The Rails code that was generating the search was pretty simple:
@buildings = Building.find(:all,
:conditions => [
'address regexp ?',
'^[^\n]*' + building[:address].downcase
],
:order => "address ASC")
So for that santa fe search I should get:
SELECT *
FROM buildings
WHERE (address regexp '^[^\n]*santa fe')
ORDER BY address ASC
But that's not what I'm getting. I'm actually getting that regexp as '^[^\\n]*santa fe'. So instead of preventing newlines before the address, I'm actually preventing backslashes or n's. The missing result -- on "N. Santa Fe".
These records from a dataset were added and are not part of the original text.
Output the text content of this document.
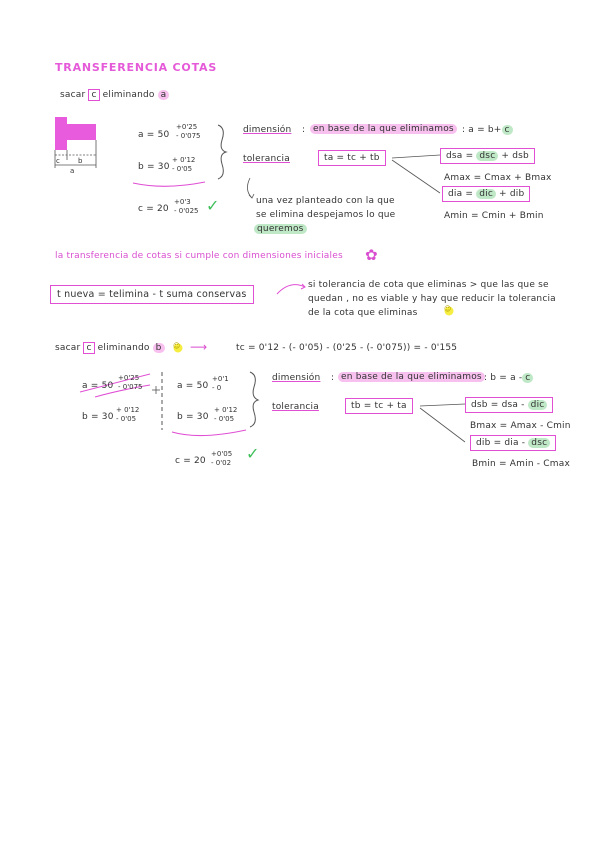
TRANSFERENCIA COTAS
sacar c eliminando a
c	b
a
a = 50
+0'25
- 0'075
b = 30
+ 0'12
- 0'05
c = 20
+0'3
- 0'025 ✓
dimensión : en base de la que eliminamos : a = b+ c
tolerancia	ta = tc + tb	dsa = dsc + dsb
Amax = Cmax + Bmax
dia = dic + dib
Amin = Cmin + Bmin
una vez planteado con la que
se elimina despejamos lo que
queremos
la transferencia de cotas si cumple con dimensiones iniciales ✿
t nueva = telimina - t suma conservas
si tolerancia de cota que eliminas > que las que se
quedan , no es viable y hay que reducir la tolerancia
de la cota que eliminas	☺
sacar c eliminando b	☺ ⟶	tc = 0'12 - (- 0'05) - (0'25 - (- 0'075)) = - 0'155
a = 50
+0'25
- 0'075
b = 30
+ 0'12
- 0'05
a = 50
+0'1
- 0
b = 30
+ 0'12
- 0'05
c = 20
+0'05
- 0'02 ✓
dimensión : en base de la que eliminamos : b = a - c
tolerancia	tb = tc + ta	dsb = dsa - dic
Bmax = Amax - Cmin
dib = dia - dsc
Bmin = Amin - Cmax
The proper way to write that query from Rails while still getting quoting on the supplied address would be something more like:
conditions = "address regexp '^[^\\\n]*"
conditions << Building.connection.quote_string(building[:address].downcase)
conditions << "'"
@buildings = Building.find(:all,
:conditions => [ conditions ],
:order => "address ASC")
(Note that here the \\n is just to get \n to SQL)
Geesh... I had to extra escape backslashes just to get them to show up in this post.